On being normal…

 

Millions of addicts. just like me, just like you, have looked above during their moments of shame and asked the heavens above, “Why can’t I just be normal?”

The answer eludes you, though you have sought it in earnest. The shelves of your bedroom, office, garage, and attic attest to this, being crammed full of books that each failed to deliver its promise of an immediate restoration to normality. Normality. The aloof and capricious deity of the Abnormal, the people who inhabit the land of the Unworthy.

Sadly, it has taken too much time to finally realize that the question, “Why can’t you be normal?’ can never be answered. Ten years, hundreds of 12-Step meetings, and an estimated 100 or so random urine drug screen later, I finally get it. There is no secret code…no treasure map…no hidden panel in the wall. Epiphany will never come. Because it really is a trick question.

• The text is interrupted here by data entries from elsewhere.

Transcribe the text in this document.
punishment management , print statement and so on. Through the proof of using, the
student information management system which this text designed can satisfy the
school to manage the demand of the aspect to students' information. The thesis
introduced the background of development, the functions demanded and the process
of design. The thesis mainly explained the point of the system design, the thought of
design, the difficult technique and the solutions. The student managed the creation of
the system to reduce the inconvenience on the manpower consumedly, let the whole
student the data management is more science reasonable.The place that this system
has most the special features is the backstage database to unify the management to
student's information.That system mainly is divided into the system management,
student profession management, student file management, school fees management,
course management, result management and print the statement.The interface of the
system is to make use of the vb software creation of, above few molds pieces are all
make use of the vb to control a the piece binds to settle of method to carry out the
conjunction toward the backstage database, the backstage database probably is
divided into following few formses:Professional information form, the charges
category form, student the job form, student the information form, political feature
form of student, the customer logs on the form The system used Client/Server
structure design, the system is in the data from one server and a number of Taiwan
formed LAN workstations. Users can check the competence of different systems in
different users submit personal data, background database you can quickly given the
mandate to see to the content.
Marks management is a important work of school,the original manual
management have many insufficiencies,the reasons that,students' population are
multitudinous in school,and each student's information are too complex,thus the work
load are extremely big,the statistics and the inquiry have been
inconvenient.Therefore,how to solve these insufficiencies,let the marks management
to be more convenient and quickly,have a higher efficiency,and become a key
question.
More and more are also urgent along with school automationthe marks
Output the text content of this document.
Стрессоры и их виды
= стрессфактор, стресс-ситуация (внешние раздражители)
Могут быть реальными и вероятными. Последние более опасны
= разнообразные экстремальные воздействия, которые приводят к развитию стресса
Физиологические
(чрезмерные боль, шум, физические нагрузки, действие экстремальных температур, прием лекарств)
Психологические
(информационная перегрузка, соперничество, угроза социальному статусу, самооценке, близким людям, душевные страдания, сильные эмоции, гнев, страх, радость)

It is just like the riddle about the plane crashing on a border between two countries. You listen carefully to every word, but you still don’t have the answer when the question is asked,

“In which country will they bury the survivors?” “Tell me again,” you insist. “Say the whole thing more slowly.” You listen painstakingly to the every word and you still don’t get it. It

has to be a trick! And then you laugh at your own gullibility when the answer is revealed.

You were supposed to be listening to the question, not the riddle.

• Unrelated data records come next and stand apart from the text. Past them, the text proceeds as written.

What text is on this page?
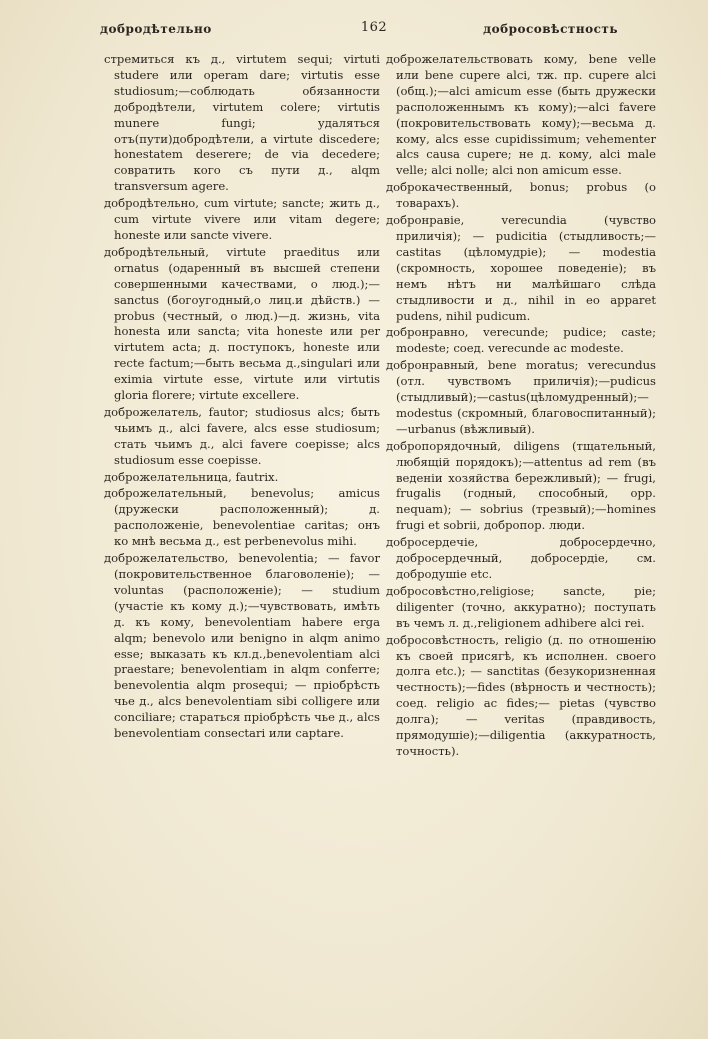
добродѣтельно	162	добросовѣстность

стремиться къ д., virtutem sequi; virtuti studere или operam dare; virtutis esse studiosum;—соблюдать обязанности добродѣтели, virtutem colere; virtutis munere fungi; удаляться отъ(пути)добродѣтели, a virtute discedere; honestatem deserere; de via decedere; совратить кого съ пути д., alqm transversum agere.

добродѣтельно, cum virtute; sancte; жить д., cum virtute vivere или vitam degere; honeste или sancte vivere.

добродѣтельный, virtute praeditus или ornatus (одаренный въ высшей степени совершенными качествами, о люд.);—sanctus (богоугодный,о лиц.и дѣйств.) —probus (честный, о люд.)—д. жизнь, vita honesta или sancta; vita honeste или per virtutem acta; д. поступокъ, honeste или recte factum;—быть весьма д.,singulari или eximia virtute esse, virtute или virtutis gloria florere; virtute excellere.

доброжелатель, fautor; studiosus alcs; быть чьимъ д., alci favere, alcs esse studiosum; стать чьимъ д., alci favere coepisse; alcs studiosum esse coepisse.

доброжелательница, fautrix.

доброжелательный, benevolus; amicus (дружески расположенный); д. расположеніе, benevolentiae caritas; онъ ко мнѣ весьма д., est perbenevolus mihi.

доброжелательство, benevolentia; — favor (покровительственное благоволеніе); — voluntas (расположеніе); — studium (участіе къ кому д.);—чувствовать, имѣть д. къ кому, benevolentiam habere erga alqm; benevolo или benigno in alqm animo esse; выказать къ кл.д.,benevolentiam alci praestare; benevolentiam in alqm conferre; benevolentia alqm prosequi; — пріобрѣсть чье д., alcs benevolentiam sibi colligere или conciliare; стараться пріобрѣсть чье д., alcs benevolentiam consectari или captare.

доброжелательствовать кому, bene velle или bene cupere alci, тж. пр. cupere alci (общ.);—alci amicum esse (быть дружески расположеннымъ къ кому);—alci favere (покровительствовать кому);—весьма д. кому, alcs esse cupidissimum; vehementer alcs causa cupere; не д. кому, alci male velle; alci nolle; alci non amicum esse.

доброкачественный, bonus; probus (о товарахъ).

добронравіе, verecundia (чувство приличія); — pudicitia (стыдливость;—castitas (цѣломудріе); — modestia (скромность, хорошее поведеніе); въ немъ нѣтъ ни малѣйшаго слѣда стыдливости и д., nihil in eo apparet pudens, nihil pudicum.

добронравно, verecunde; pudice; caste; modeste; соед. verecunde ac modeste.

добронравный, bene moratus; verecundus (отл. чувствомъ приличія);—pudicus (стыдливый);—castus(цѣломудренный);—modestus (скромный, благовоспитанный); —urbanus (вѣжливый).

добропорядочный, diligens (тщательный, любящій порядокъ);—attentus ad rem (въ веденіи хозяйства бережливый); — frugi, frugalis (годный, способный, opp. nequam); — sobrius (трезвый);—homines frugi et sobrii, добропор. люди.

добросердечіе, добросердечно, добросердечный, добросердіе, см. добродушіе etc.

добросовѣстно,religiose; sancte, pie; diligenter (точно, аккуратно); поступать въ чемъ л. д.,religionem adhibere alci rei.

добросовѣстность, religio (д. по отношенію къ своей присягѣ, къ исполнен. своего долга etc.); — sanctitas (безукоризненная честность);—fides (вѣрность и честность); соед. religio ac fides;— pietas (чувство долга); — veritas (правдивость, прямодушіе);—diligentia (аккуратность, точность).
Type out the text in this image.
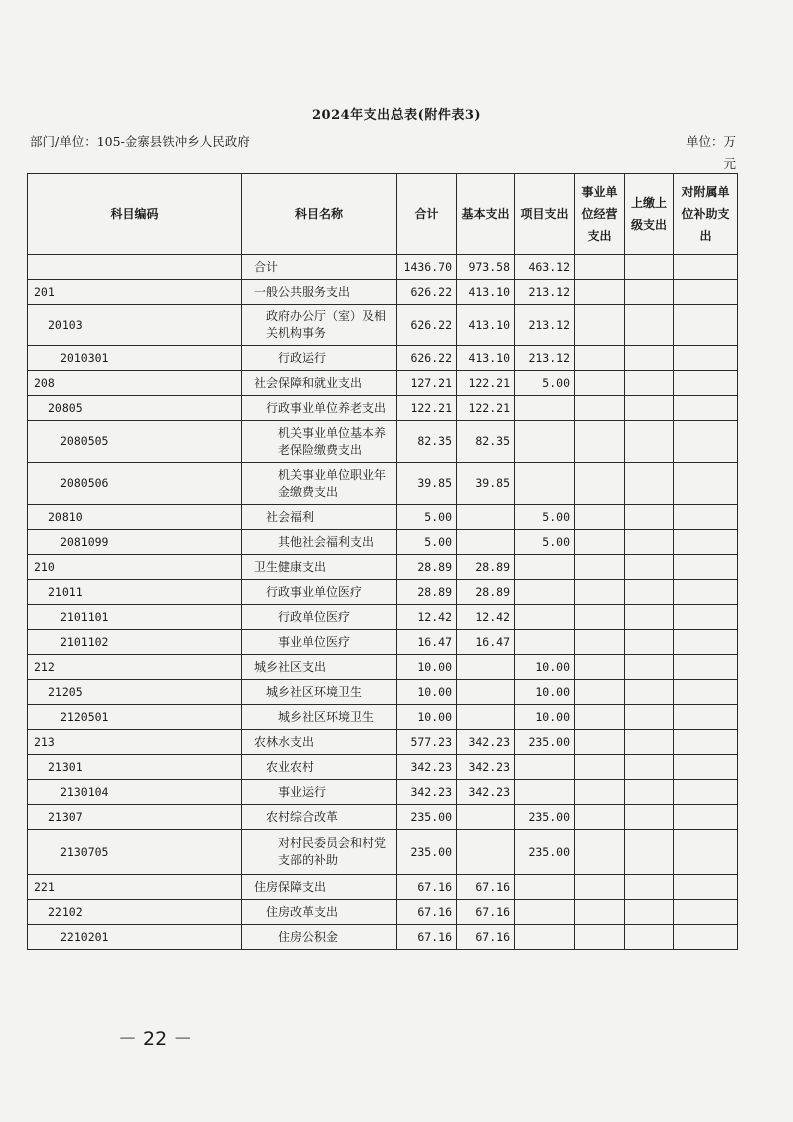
2024年支出总表(附件表3)
部门/单位：105-金寨县铁冲乡人民政府	单位：万元
科目编码	科目名称	合计	基本支出	项目支出	事业单位经营支出	上缴上级支出	对附属单位补助支出
	合计	1436.70	973.58	463.12			
201	一般公共服务支出	626.22	413.10	213.12			
20103	政府办公厅（室）及相关机构事务	626.22	413.10	213.12			
2010301	行政运行	626.22	413.10	213.12			
208	社会保障和就业支出	127.21	122.21	5.00			
20805	行政事业单位养老支出	122.21	122.21				
2080505	机关事业单位基本养老保险缴费支出	82.35	82.35				
2080506	机关事业单位职业年金缴费支出	39.85	39.85				
20810	社会福利	5.00		5.00			
2081099	其他社会福利支出	5.00		5.00			
210	卫生健康支出	28.89	28.89				
21011	行政事业单位医疗	28.89	28.89				
2101101	行政单位医疗	12.42	12.42				
2101102	事业单位医疗	16.47	16.47				
212	城乡社区支出	10.00		10.00			
21205	城乡社区环境卫生	10.00		10.00			
2120501	城乡社区环境卫生	10.00		10.00			
213	农林水支出	577.23	342.23	235.00			
21301	农业农村	342.23	342.23				
2130104	事业运行	342.23	342.23				
21307	农村综合改革	235.00		235.00			
2130705	对村民委员会和村党支部的补助	235.00		235.00			
221	住房保障支出	67.16	67.16				
22102	住房改革支出	67.16	67.16				
2210201	住房公积金	67.16	67.16				
－ 22 －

The answer was in the question.

“You don’t bury the SURVIVORS dummy!”

And maybe it really is that simple. So here is the riddle again…

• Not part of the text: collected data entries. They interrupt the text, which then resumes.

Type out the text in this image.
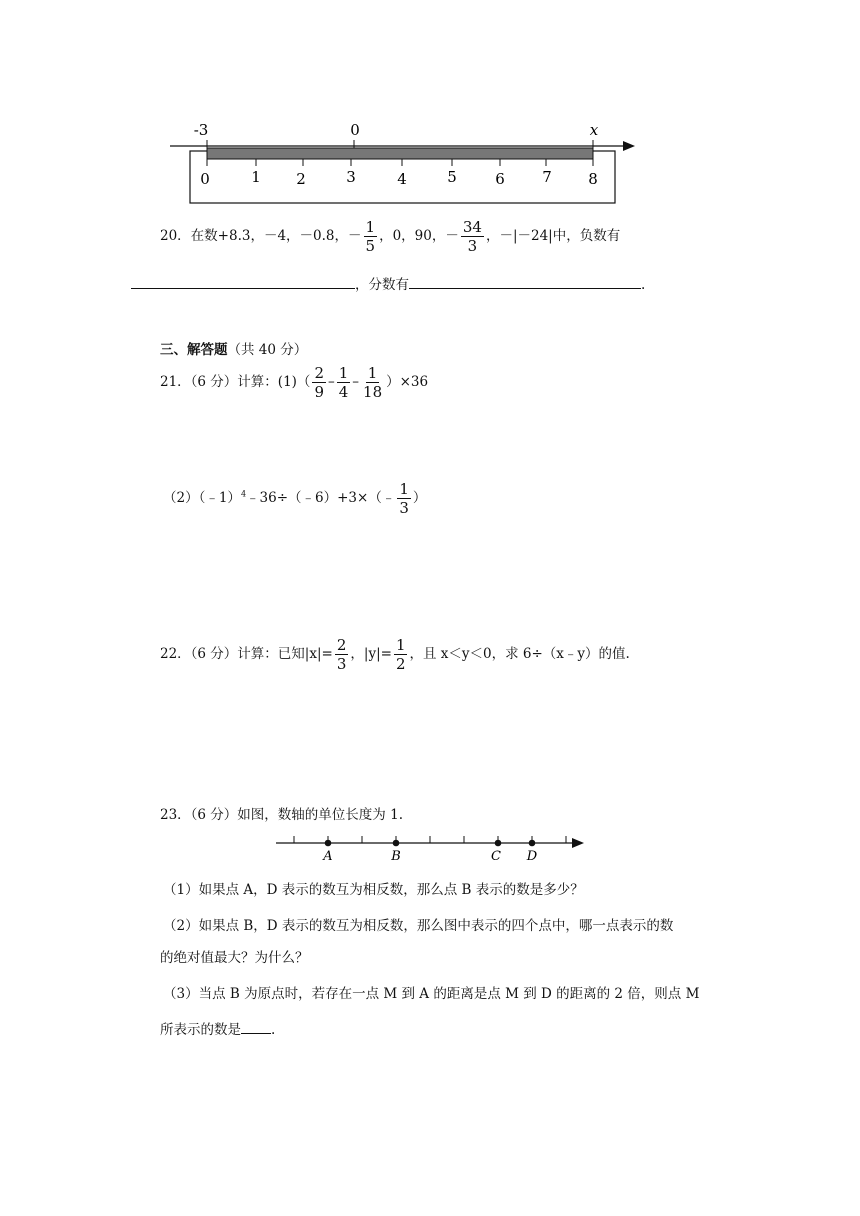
-3	0	x
0	1 2	3	4	5	6 7 8
20．在数+8.3，－4，－0.8，－ $\frac{1}{5}$ ，0，90，－ $\frac{34}{3}$ ，－|－24|中，负数有
，分数有	.
三、解答题（共 40 分）
21．（6 分）计算：$(1)( \frac{2}{9} - \frac{1}{4} - \frac{1}{18} )\times 36$
（2）（﹣1）$^4$﹣36÷（﹣6）+3×（﹣ $\frac{1}{3}$ ）
22．（6 分）计算：已知$|x|= \frac{2}{3}$ ，$|y|= \frac{1}{2}$ ，且 x＜y＜0，求 6÷（x﹣y）的值.
23．（6 分）如图，数轴的单位长度为 1.
A	B	C D
（1）如果点 A，D 表示的数互为相反数，那么点 B 表示的数是多少？
（2）如果点 B，D 表示的数互为相反数，那么图中表示的四个点中，哪一点表示的数
的绝对值最大？为什么？
（3）当点 B 为原点时，若存在一点 M 到 A 的距离是点 M 到 D 的距离的 2 倍，则点 M
所表示的数是 .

“Why can’t addicts ever be normal?”

“Why can’t the mentally ill ever ever be normal?”

You get it now right?”

That’s right. We have all been had. Nurses in sobriety, pregnant-drug addicted women in shackles, the heroin junkie, the drunk in DTs, every psych patient in full leather restraints has been had. No such thing as

normal? Man that punch line gets funnier every time you say it. Just hysterical, until you wake up on Easter Sunday in drug rehab because talking about the drinking and using before the benzo fiasco had never

really seemed like an option. Normal people don’t have problems like that, so I will go ahead and

structure my answers in such a way that I will pass the CAGE screening questionnaire every single time. No, if you want to help me, if you are planning on shaking me loose from the Normal tree, you need to

convince me that I will like my new home.

What’s that you say? They call it the Land of the Unworthy? Well that sounds really nice. I’m just going to duck my head back into Normal here and get a REALLY GOOD GRIP. Have a nice day. Please call again.

At some point, a personal decision must be made to either continue the madness or get off the crazy circuit of empty promises and riddles. If you are lucky, you reach a point when you can choose to stop walking the path that others have mapped out for you. You can stop racing after the elusive carrot that will never be yours. At this point in the journey, there can be quiet strength in the final acceptance of one thing. And it is this. The victim of stigma will only triumph who understands… once and for all… that the frantic clumsy scramble up the fragile staircase toward the mythical tower of “Normality,” is every bit as self-destructive, insane, and ultimately futile, as the drinking and using behaviors that originally catapulted them down the steep and rocky slope toward madness…toward the tragically real land of “Bottom.” Normality is not ours…can never be ours. Nor, as has been posited here, is it something to be grasped at. Normality does not exist. Normality is the tool that is used by the Average to control those who color beautifully but unacceptably outside the lines. It is the paternalistic farce of a self-proclaimed normal society. And stigma is both the measuring tool and whipping stick by which the aberrant are alternately pitied and punished.